Expertise in the house

Craniofacial orthodontist's monthly visits prove invaluable
February 13th, 2020

Dr. Yong Jong Park guides Dr. Theresa Coleman, a third-year orthodontic resident, in clinic.

Orthodontic residents have upped their savvy in craniofacial complexities this year.

A unique in-clinic partnership between craniofacial orthodontist Dr. Yong Jong Park from Children’s Health means hands-on, shared expertise with orthodontic graduate students one Friday each month. The collaboration is a first for the school’s graduate orthodontics program. Park specializes in treating pediatric cleft palate, cleft lip, craniofacial anomalies, dentofacial deformities and beyond.

Before last spring, graduate students’ exposure to complex cases was mostly acquired through academic learning at the hospital and in the lecture hall, says Dr. Larry Tadlock, Texas A&M College of Dentistry orthodontics program director and department head.

“Dr. Park was brought here to enhance our residents’ clinical training in the treatment of children with craniofacial anomalies,” he says. “Now they have an opportunity to serve the community and treat this group of patients under Dr. Park’s supervision.”

Park goes over patient care with Dr. Adam Patenaude, a third-year orthodontics graduate student.

Once-a-week rotations at Children’s Medical Center Dallas, with third-year residents on Mondays and second-year residents on Wednesdays, means making morning rounds with the craniofacial team there. They accompany specialists from 12 Children’s departments, including surgeons, speech pathologists, developmental psychologists, pediatric dentists and social workers, Park explains. After lunch, they reconvene to discuss cases and come up with treatment plans.

With that insight, orthodontic residents have crucial background information at the ready when patients start their orthodontic treatment at the dental school.

“Sometimes we’re setting them up for a surgical procedure. So we work with Dr. Park and the surgery team at Children’s,” says Dr. Theresa Coleman, a third-year orthodontics resident.

Six “families” of orthodontic residents, which comprise a student from each level of the graduate program, follow one craniofacial patient at a time from start to finish. Coleman works side by side with second-year resident Dr. Lauren Brubaker and a first-year graduate student. Throughout each patient’s treatment plan, the team from Children’s and the dental school coordinate necessary surgeries and follow-up orthodontic work.

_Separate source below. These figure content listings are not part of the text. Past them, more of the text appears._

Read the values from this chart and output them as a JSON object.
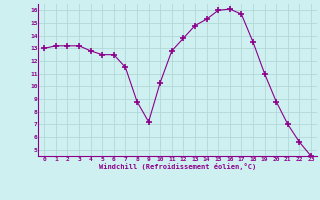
{
  "x": [
    0,
    1,
    2,
    3,
    4,
    5,
    6,
    7,
    8,
    9,
    10,
    11,
    12,
    13,
    14,
    15,
    16,
    17,
    18,
    19,
    20,
    21,
    22,
    23
  ],
  "y": [
    13.0,
    13.2,
    13.2,
    13.2,
    12.8,
    12.5,
    12.5,
    11.5,
    8.8,
    7.2,
    10.3,
    12.8,
    13.8,
    14.8,
    15.3,
    16.0,
    16.1,
    15.7,
    13.5,
    11.0,
    8.8,
    7.0,
    5.6,
    4.5
  ],
  "line_color": "#8B008B",
  "marker": "+",
  "marker_size": 4,
  "bg_color": "#cff0f0",
  "grid_color": "#b0d8d8",
  "xlabel": "Windchill (Refroidissement éolien,°C)",
  "xlabel_color": "#8B008B",
  "tick_label_color": "#8B008B",
  "xlim": [
    -0.5,
    23.5
  ],
  "ylim": [
    4.5,
    16.5
  ],
  "yticks": [
    5,
    6,
    7,
    8,
    9,
    10,
    11,
    12,
    13,
    14,
    15,
    16
  ],
  "xticks": [
    0,
    1,
    2,
    3,
    4,
    5,
    6,
    7,
    8,
    9,
    10,
    11,
    12,
    13,
    14,
    15,
    16,
    17,
    18,
    19,
    20,
    21,
    22,
    23
  ],
  "xtick_labels": [
    "0",
    "1",
    "2",
    "3",
    "4",
    "5",
    "6",
    "7",
    "8",
    "9",
    "10",
    "11",
    "12",
    "13",
    "14",
    "15",
    "16",
    "17",
    "18",
    "19",
    "20",
    "21",
    "22",
    "23"
  ],
  "ytick_labels": [
    "5",
    "6",
    "7",
    "8",
    "9",
    "10",
    "11",
    "12",
    "13",
    "14",
    "15",
    "16"
  ]
}
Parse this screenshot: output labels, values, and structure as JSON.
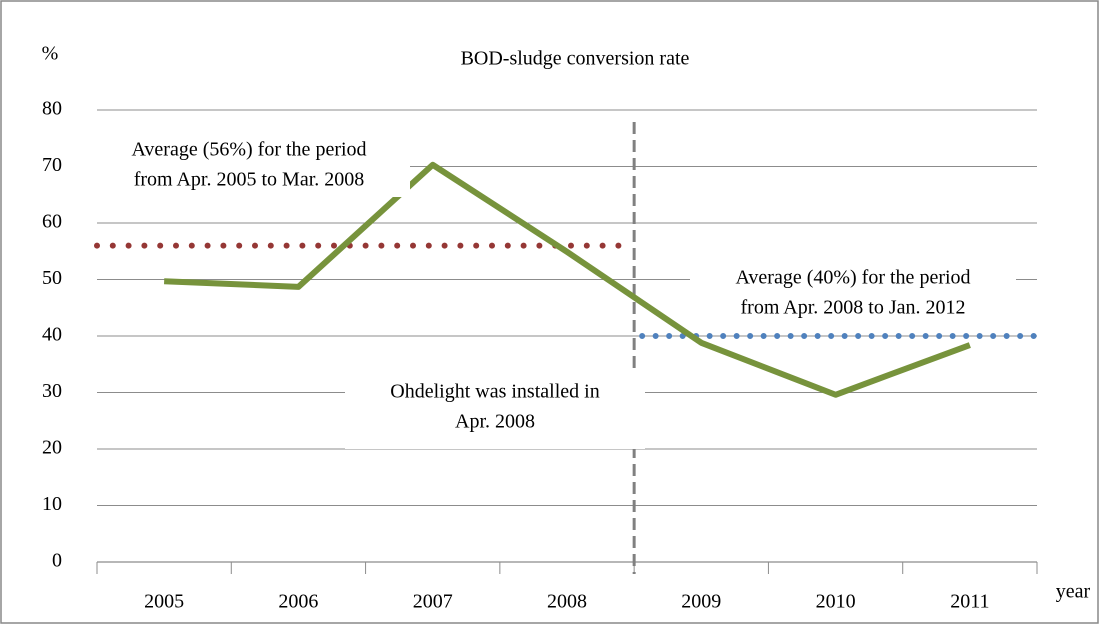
{
  "chart_data": {
    "type": "line",
    "title": "BOD-sludge conversion rate",
    "y_label": "%",
    "x_label": "year",
    "categories": [
      "2005",
      "2006",
      "2007",
      "2008",
      "2009",
      "2010",
      "2011"
    ],
    "series": [
      {
        "name": "BOD-sludge conversion rate",
        "color": "#77933c",
        "values": [
          49.7,
          48.7,
          70.3,
          54.9,
          38.8,
          29.6,
          38.4
        ]
      }
    ],
    "ylim": [
      0,
      80
    ],
    "yticks": [
      0,
      10,
      20,
      30,
      40,
      50,
      60,
      70,
      80
    ],
    "grid": true,
    "reference_lines": [
      {
        "value": 56,
        "color": "#953735",
        "label": [
          "Average (56%) for the period",
          "from Apr. 2005 to Mar. 2008"
        ]
      },
      {
        "value": 40,
        "color": "#4f81bd",
        "label": [
          "Average (40%) for the period",
          "from Apr. 2008 to Jan. 2012"
        ]
      }
    ],
    "event": {
      "label": [
        "Ohdelight was installed in",
        "Apr. 2008"
      ],
      "color": "#808080"
    }
  }
}
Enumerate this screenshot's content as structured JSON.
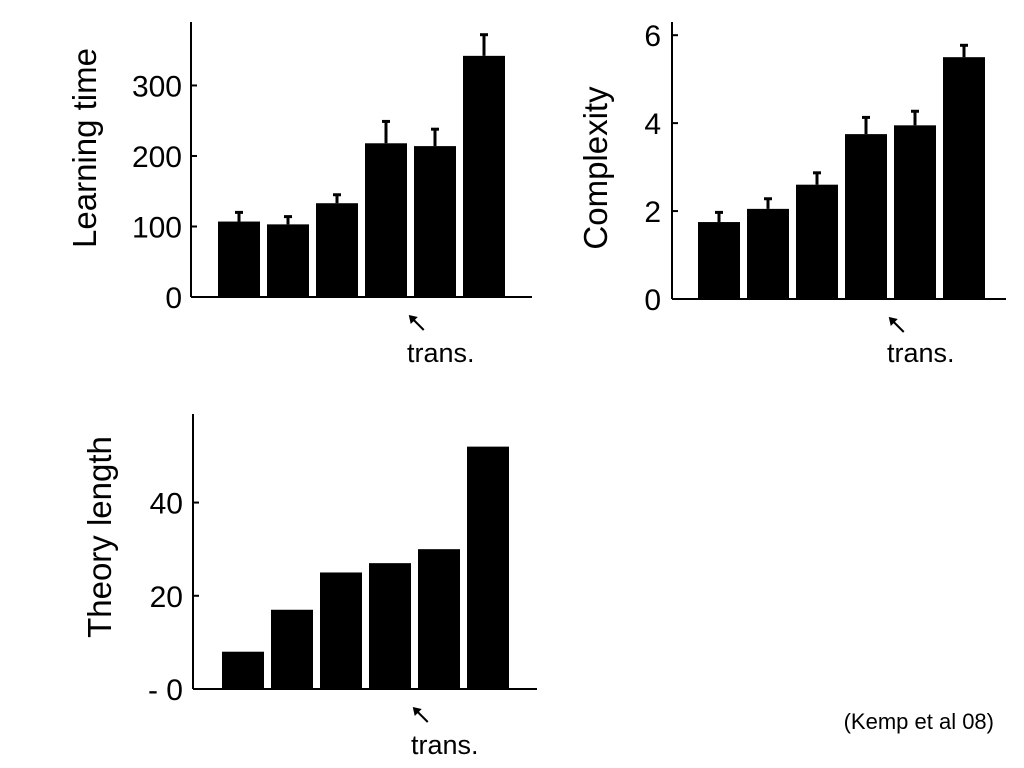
{
  "caption": "(Kemp et al 08)",
  "colors": {
    "bar": "#000000",
    "axis": "#000000",
    "background": "#ffffff"
  },
  "chart_data": [
    {
      "type": "bar",
      "ylabel": "Learning time",
      "ylim": [
        0,
        390
      ],
      "yticks": [
        0,
        100,
        200,
        300
      ],
      "ytick_labels": [
        "0",
        "100",
        "200",
        "300"
      ],
      "values": [
        107,
        103,
        133,
        218,
        214,
        342
      ],
      "errors": [
        13,
        11,
        12,
        31,
        24,
        30
      ],
      "annotation": {
        "text": "trans.",
        "category_index": 3.75
      },
      "grid": false
    },
    {
      "type": "bar",
      "ylabel": "Complexity",
      "ylim": [
        0,
        6.3
      ],
      "yticks": [
        0,
        2,
        4,
        6
      ],
      "ytick_labels": [
        "0",
        "2",
        "4",
        "6"
      ],
      "values": [
        1.75,
        2.05,
        2.6,
        3.75,
        3.95,
        5.5
      ],
      "errors": [
        0.22,
        0.23,
        0.27,
        0.38,
        0.32,
        0.27
      ],
      "annotation": {
        "text": "trans.",
        "category_index": 3.75
      },
      "grid": false
    },
    {
      "type": "bar",
      "ylabel": "Theory length",
      "ylim": [
        0,
        59
      ],
      "yticks": [
        0,
        20,
        40
      ],
      "ytick_labels": [
        "- 0",
        "20",
        "40"
      ],
      "values": [
        8,
        17,
        25,
        27,
        30,
        52
      ],
      "annotation": {
        "text": "trans.",
        "category_index": 3.75
      },
      "grid": false
    }
  ]
}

This collaboration can mean making impressions and providing photos so the surgeon, for example, knows exactly how the patient is progressing and plans appointments and/or surgeries accordingly. All aspects are invaluable background when residents graduate and move into private practice.

“We are exposed to so many techniques and options,” says Dr. Adam Patenaude, third-year orthodontics graduate student. “Craniofacial treatment reaches a population that many orthodontists are unprepared to handle.”

Patients with complex conditions and varied medical histories come from all over north Texas and surrounding states, including Oklahoma, Louisiana and Arkansas, Park says. Coleman is currently working with a teenage patient from Colorado.

“It’s a win-win—the treatment for them and, at the same time, the residents have the opportunity to treat a patient and receive education,” Park says.

Park has had such a positive influence on residents, Tadlock says, that one current resident has accepted a craniofacial fellowship when she graduates in May. A previous resident has already completed such a program.

“Having a fellowship-trained orthodontist who went above and beyond the standard orthodontic training makes us lucky,” says Patenaude. “He offers us great insight into cases and compromises that are inevitable. He also is very kind and approachable, making learning under his guidance valuable for everyone.”

Beyond the partnership’s benefits to students and patients, Park says the experience with students has been a win for him as well.

“Actually, I’m learning, too,” he says. “Sometimes you have to go back and refresh your memory. They’re smart and they have good questions. ‘OK, I haven’t thought of that.’ I have to be very sharp, which is good.”